Todo mundo lembra do discurso da “responsabilidade fiscal”, do “arcabouço sério” e da promessa de não repetir pedaladas.
Pois é.
Passaram-se poucos meses e o velho roteiro petista reaparece, só que agora embalado em narrativa de guerra lá fora para justificar conta aqui dentro.
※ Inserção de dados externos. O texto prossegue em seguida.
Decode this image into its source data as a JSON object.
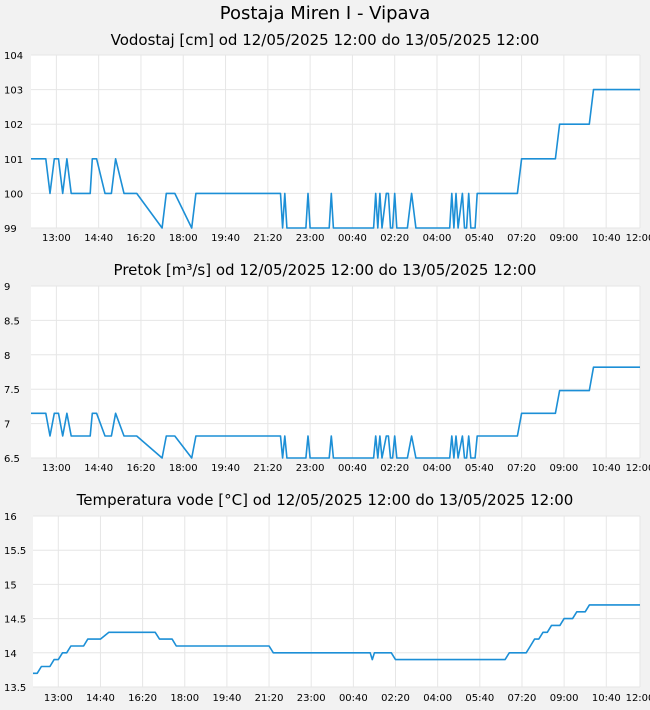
{
  "page": {
    "title": "Postaja Miren I - Vipava"
  },
  "colors": {
    "line": "#1c8fd6",
    "grid": "#e6e6e6",
    "plot_bg": "#ffffff",
    "page_bg": "#f2f2f2"
  },
  "x_labels": [
    "13:00",
    "14:40",
    "16:20",
    "18:00",
    "19:40",
    "21:20",
    "23:00",
    "00:40",
    "02:20",
    "04:00",
    "05:40",
    "07:20",
    "09:00",
    "10:40",
    "12:00"
  ],
  "chart_data": [
    {
      "type": "line",
      "title": "Vodostaj [cm] od 12/05/2025 12:00 do 13/05/2025 12:00",
      "xlabel": "",
      "ylabel": "",
      "x_start": "12/05/2025 12:00",
      "x_end": "13/05/2025 12:00",
      "ylim": [
        99,
        104
      ],
      "yticks": [
        "99",
        "100",
        "101",
        "102",
        "103",
        "104"
      ],
      "grid": true,
      "legend": "none",
      "series": [
        {
          "x": [
            "12:00",
            "12:35",
            "12:45",
            "12:55",
            "13:05",
            "13:15",
            "13:25",
            "13:35",
            "13:45",
            "14:20",
            "14:25",
            "14:35",
            "14:55",
            "15:00",
            "15:10",
            "15:20",
            "15:40",
            "15:50",
            "16:00",
            "16:10",
            "17:10",
            "17:20",
            "17:30",
            "17:40",
            "18:20",
            "18:30",
            "18:40",
            "18:50",
            "21:50",
            "21:55",
            "22:00",
            "22:05",
            "22:15",
            "22:50",
            "22:55",
            "23:00",
            "23:05",
            "23:10",
            "23:45",
            "23:50",
            "23:55",
            "24:00",
            "24:05",
            "25:30",
            "25:35",
            "25:40",
            "25:45",
            "25:50",
            "26:00",
            "26:05",
            "26:10",
            "26:15",
            "26:20",
            "26:25",
            "26:30",
            "26:35",
            "26:40",
            "26:50",
            "27:00",
            "27:10",
            "27:20",
            "27:25",
            "27:30",
            "28:30",
            "28:35",
            "28:40",
            "28:45",
            "28:50",
            "29:00",
            "29:05",
            "29:10",
            "29:15",
            "29:20",
            "29:25",
            "29:30",
            "29:35",
            "29:40",
            "29:45",
            "29:50",
            "31:10",
            "31:20",
            "32:40",
            "32:50",
            "34:00",
            "34:10",
            "35:40",
            "35:50",
            "36:00"
          ],
          "values": [
            101,
            101,
            100,
            101,
            101,
            100,
            101,
            100,
            100,
            100,
            101,
            101,
            100,
            100,
            100,
            101,
            100,
            100,
            100,
            100,
            99,
            100,
            100,
            100,
            99,
            100,
            100,
            100,
            100,
            99,
            100,
            99,
            99,
            99,
            100,
            99,
            99,
            99,
            99,
            100,
            99,
            99,
            99,
            99,
            100,
            99,
            100,
            99,
            100,
            100,
            99,
            99,
            100,
            99,
            99,
            99,
            99,
            99,
            100,
            99,
            99,
            99,
            99,
            99,
            100,
            99,
            100,
            99,
            100,
            99,
            99,
            100,
            99,
            99,
            99,
            100,
            100,
            100,
            100,
            100,
            101,
            101,
            102,
            102,
            103,
            103,
            103,
            103
          ]
        }
      ]
    },
    {
      "type": "line",
      "title": "Pretok [m³/s] od 12/05/2025 12:00 do 13/05/2025 12:00",
      "xlabel": "",
      "ylabel": "",
      "x_start": "12/05/2025 12:00",
      "x_end": "13/05/2025 12:00",
      "ylim": [
        6.5,
        9
      ],
      "yticks": [
        "6.5",
        "7",
        "7.5",
        "8",
        "8.5",
        "9"
      ],
      "grid": true,
      "legend": "none",
      "series": [
        {
          "x": [
            "12:00",
            "12:35",
            "12:45",
            "12:55",
            "13:05",
            "13:15",
            "13:25",
            "13:35",
            "13:45",
            "14:20",
            "14:25",
            "14:35",
            "14:55",
            "15:00",
            "15:10",
            "15:20",
            "15:40",
            "15:50",
            "16:00",
            "16:10",
            "17:10",
            "17:20",
            "17:30",
            "17:40",
            "18:20",
            "18:30",
            "18:40",
            "18:50",
            "21:50",
            "21:55",
            "22:00",
            "22:05",
            "22:15",
            "22:50",
            "22:55",
            "23:00",
            "23:05",
            "23:10",
            "23:45",
            "23:50",
            "23:55",
            "24:00",
            "24:05",
            "25:30",
            "25:35",
            "25:40",
            "25:45",
            "25:50",
            "26:00",
            "26:05",
            "26:10",
            "26:15",
            "26:20",
            "26:25",
            "26:30",
            "26:35",
            "26:40",
            "26:50",
            "27:00",
            "27:10",
            "27:20",
            "27:25",
            "27:30",
            "28:30",
            "28:35",
            "28:40",
            "28:45",
            "28:50",
            "29:00",
            "29:05",
            "29:10",
            "29:15",
            "29:20",
            "29:25",
            "29:30",
            "29:35",
            "29:40",
            "29:45",
            "29:50",
            "31:10",
            "31:20",
            "32:40",
            "32:50",
            "34:00",
            "34:10",
            "35:40",
            "35:50",
            "36:00"
          ],
          "values": [
            7.15,
            7.15,
            6.82,
            7.15,
            7.15,
            6.82,
            7.15,
            6.82,
            6.82,
            6.82,
            7.15,
            7.15,
            6.82,
            6.82,
            6.82,
            7.15,
            6.82,
            6.82,
            6.82,
            6.82,
            6.5,
            6.82,
            6.82,
            6.82,
            6.5,
            6.82,
            6.82,
            6.82,
            6.82,
            6.5,
            6.82,
            6.5,
            6.5,
            6.5,
            6.82,
            6.5,
            6.5,
            6.5,
            6.5,
            6.82,
            6.5,
            6.5,
            6.5,
            6.5,
            6.82,
            6.5,
            6.82,
            6.5,
            6.82,
            6.82,
            6.5,
            6.5,
            6.82,
            6.5,
            6.5,
            6.5,
            6.5,
            6.5,
            6.82,
            6.5,
            6.5,
            6.5,
            6.5,
            6.5,
            6.82,
            6.5,
            6.82,
            6.5,
            6.82,
            6.5,
            6.5,
            6.82,
            6.5,
            6.5,
            6.5,
            6.82,
            6.82,
            6.82,
            6.82,
            6.82,
            7.15,
            7.15,
            7.48,
            7.48,
            7.82,
            7.82,
            7.82,
            7.82
          ]
        }
      ]
    },
    {
      "type": "line",
      "title": "Temperatura vode [°C] od 12/05/2025 12:00 do 13/05/2025 12:00",
      "xlabel": "",
      "ylabel": "",
      "x_start": "12/05/2025 12:00",
      "x_end": "13/05/2025 12:00",
      "ylim": [
        13.5,
        16
      ],
      "yticks": [
        "13.5",
        "14",
        "14.5",
        "15",
        "15.5",
        "16"
      ],
      "grid": true,
      "legend": "none",
      "series": [
        {
          "x": [
            "12:00",
            "12:10",
            "12:20",
            "12:40",
            "12:50",
            "13:00",
            "13:10",
            "13:20",
            "13:30",
            "13:40",
            "14:00",
            "14:10",
            "14:30",
            "14:40",
            "15:00",
            "16:50",
            "17:00",
            "17:30",
            "17:40",
            "21:20",
            "21:30",
            "25:20",
            "25:25",
            "25:30",
            "26:10",
            "26:20",
            "30:40",
            "30:50",
            "31:30",
            "31:40",
            "31:50",
            "32:00",
            "32:10",
            "32:20",
            "32:30",
            "32:50",
            "33:00",
            "33:20",
            "33:30",
            "33:50",
            "34:00",
            "34:20",
            "34:30",
            "36:00"
          ],
          "values": [
            13.7,
            13.7,
            13.8,
            13.8,
            13.9,
            13.9,
            14.0,
            14.0,
            14.1,
            14.1,
            14.1,
            14.2,
            14.2,
            14.2,
            14.3,
            14.3,
            14.2,
            14.2,
            14.1,
            14.1,
            14.0,
            14.0,
            13.9,
            14.0,
            14.0,
            13.9,
            13.9,
            14.0,
            14.0,
            14.1,
            14.2,
            14.2,
            14.3,
            14.3,
            14.4,
            14.4,
            14.5,
            14.5,
            14.6,
            14.6,
            14.7,
            14.7,
            14.7,
            14.7
          ]
        }
      ]
    }
  ]
}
Enquanto o brasileiro se vira com combustível caro e inflação corroendo salário, Brasília faz o que sabe melhor: costura de bastidor, acordo de cúpula e texto cheio de detalhe escondido.
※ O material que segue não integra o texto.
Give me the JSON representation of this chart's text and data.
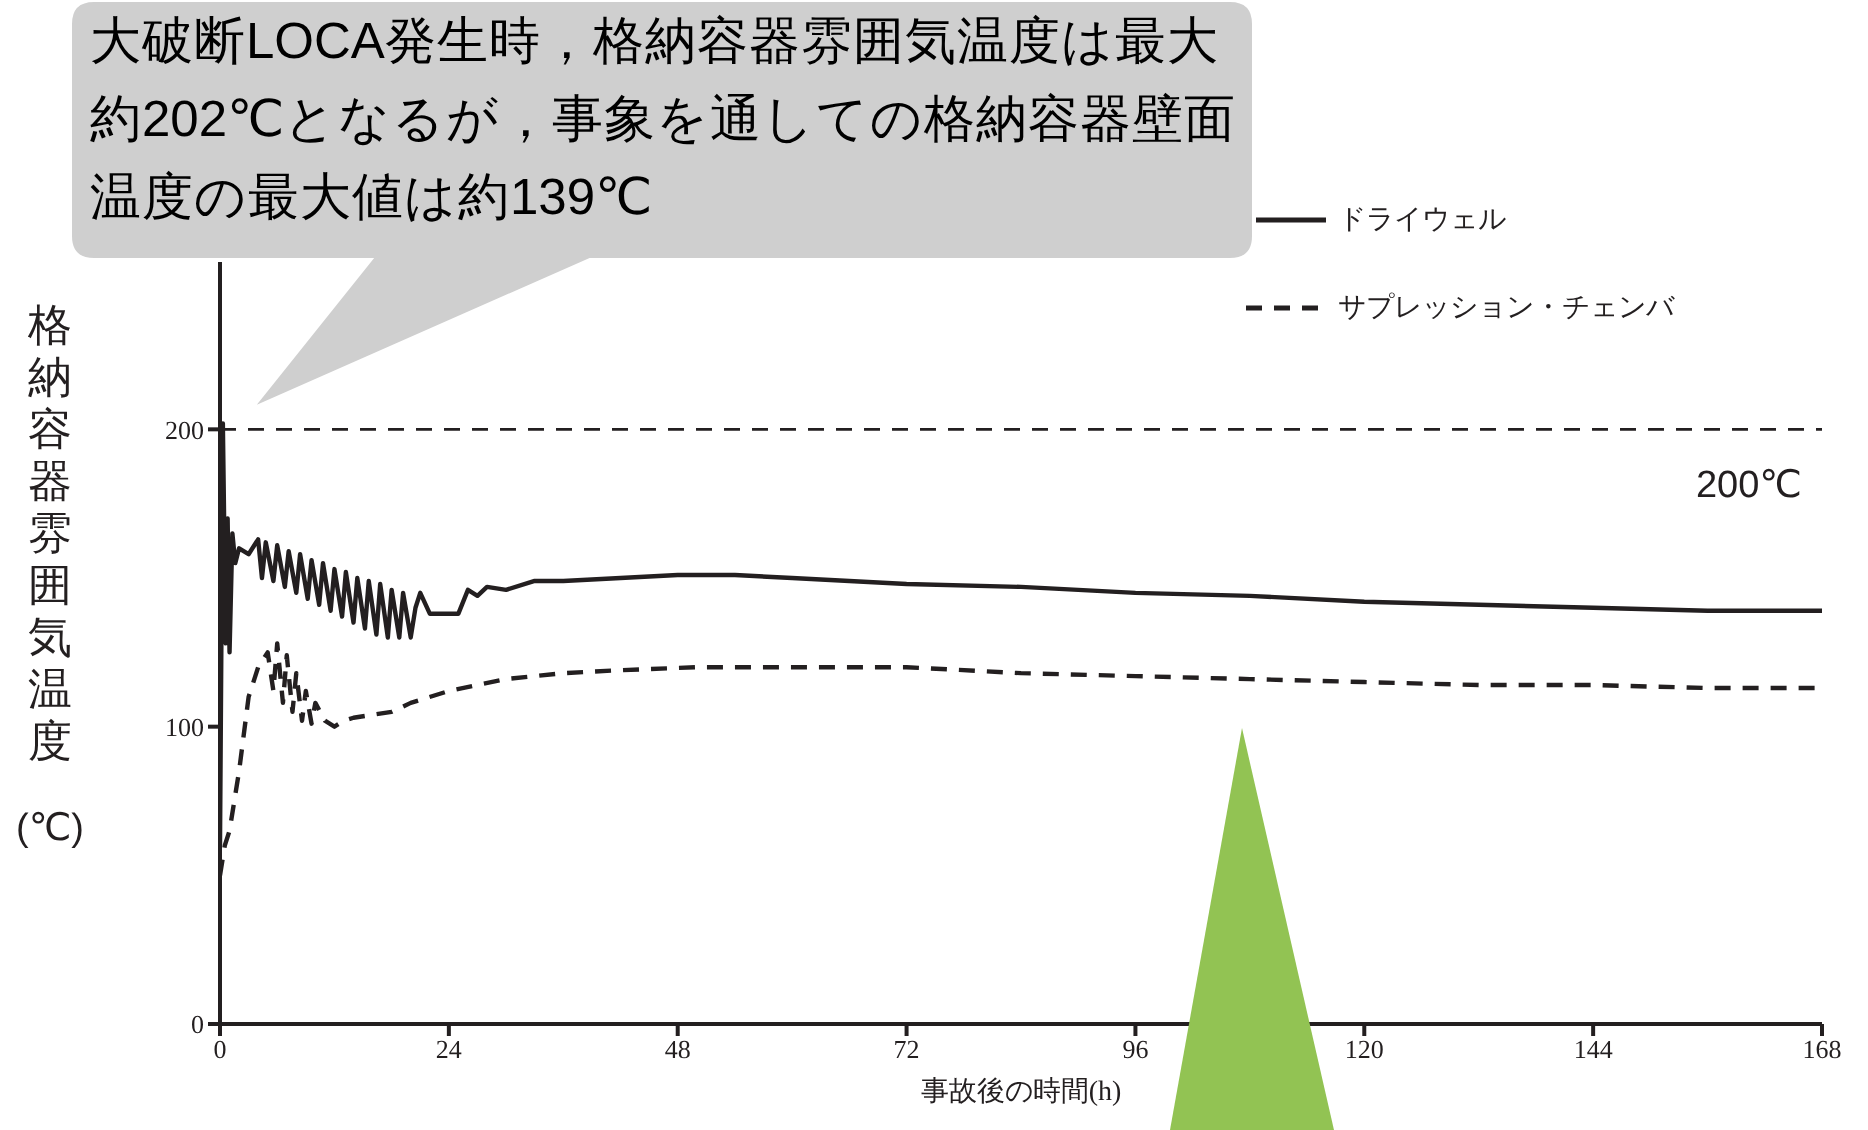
{
  "chart_data": {
    "type": "line",
    "xlabel": "事故後の時間(h)",
    "ylabel": "格納容器雰囲気温度(℃)",
    "annotations": [
      "大破断LOCA発生時，格納容器雰囲気温度は最大約202℃となるが，事象を通しての格納容器壁面温度の最大値は約139℃"
    ],
    "xlim": [
      0,
      168
    ],
    "xticks": [
      0,
      24,
      48,
      72,
      96,
      120,
      144,
      168
    ],
    "ylim": [
      0,
      300
    ],
    "yticks": [
      0,
      100,
      200
    ],
    "legend": "top right",
    "marker": "none",
    "ref_lines": [
      {
        "axis": "y",
        "value": 200,
        "label": "200℃",
        "color": "#231f20",
        "line_style": "dashed"
      }
    ],
    "series": [
      {
        "name": "ドライウェル",
        "color": "#231f20",
        "line_style": "solid",
        "x": [
          0,
          0.3,
          0.6,
          0.8,
          1,
          1.3,
          1.6,
          2,
          3,
          4,
          4.4,
          4.8,
          5.6,
          6,
          6.8,
          7.2,
          8,
          8.4,
          9.2,
          9.6,
          10.4,
          10.8,
          11.6,
          12,
          12.8,
          13.2,
          14,
          14.4,
          15.2,
          15.6,
          16.4,
          16.8,
          17.6,
          18,
          18.8,
          19.2,
          20,
          20.5,
          21,
          22,
          24,
          25,
          26,
          27,
          28,
          30,
          33,
          36,
          42,
          48,
          54,
          60,
          72,
          84,
          96,
          108,
          120,
          132,
          144,
          156,
          168
        ],
        "values": [
          60,
          202,
          128,
          170,
          125,
          165,
          155,
          160,
          158,
          163,
          150,
          162,
          149,
          161,
          147,
          159,
          145,
          158,
          143,
          156,
          141,
          155,
          139,
          153,
          137,
          152,
          135,
          150,
          133,
          149,
          131,
          148,
          130,
          146,
          130,
          145,
          130,
          140,
          145,
          138,
          138,
          138,
          146,
          144,
          147,
          146,
          149,
          149,
          150,
          151,
          151,
          150,
          148,
          147,
          145,
          144,
          142,
          141,
          140,
          139,
          139
        ]
      },
      {
        "name": "サプレッション・チェンバ",
        "color": "#231f20",
        "line_style": "dashed",
        "x": [
          0,
          0.5,
          1,
          2,
          3,
          4,
          5,
          5.6,
          6,
          6.6,
          7,
          7.6,
          8,
          8.6,
          9,
          9.6,
          10,
          11,
          12,
          13,
          14,
          16,
          18,
          20,
          24,
          30,
          36,
          42,
          50,
          60,
          72,
          84,
          96,
          108,
          120,
          132,
          144,
          156,
          168
        ],
        "values": [
          50,
          60,
          65,
          85,
          110,
          120,
          125,
          112,
          128,
          108,
          124,
          105,
          118,
          102,
          112,
          101,
          108,
          102,
          100,
          102,
          103,
          104,
          105,
          108,
          112,
          116,
          118,
          119,
          120,
          120,
          120,
          118,
          117,
          116,
          115,
          114,
          114,
          113,
          113
        ]
      }
    ]
  }
}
Lula se reúne com Davi Alcolumbre, governo fecha arranjo, e a Câmara aprova em massa um projeto que mexe em bilhões, como se fosse algo técnico e inofensivo.
Por que usar guerra externa agora?
Porque é a desculpa perfeita para abrir espaço fiscal sem admitir que está gastando mais.
O governo pega a explosão de arrecadação do petróleo e transforma em autorização para renúncia de tributos sobre combustíveis em 2026, ano eleitoral municipal já aquecido e preparação para 2028.
Quem ganha com essa jogada?
Se o cenário mudar, a conta sobra para o contribuinte e para cortes futuros.
E, no meio, ainda entram jabutis: benefício fiscal para Fifa na Copa do Mundo Feminina de 2027 e regras para hospitais “inteligentes” de alta complexidade.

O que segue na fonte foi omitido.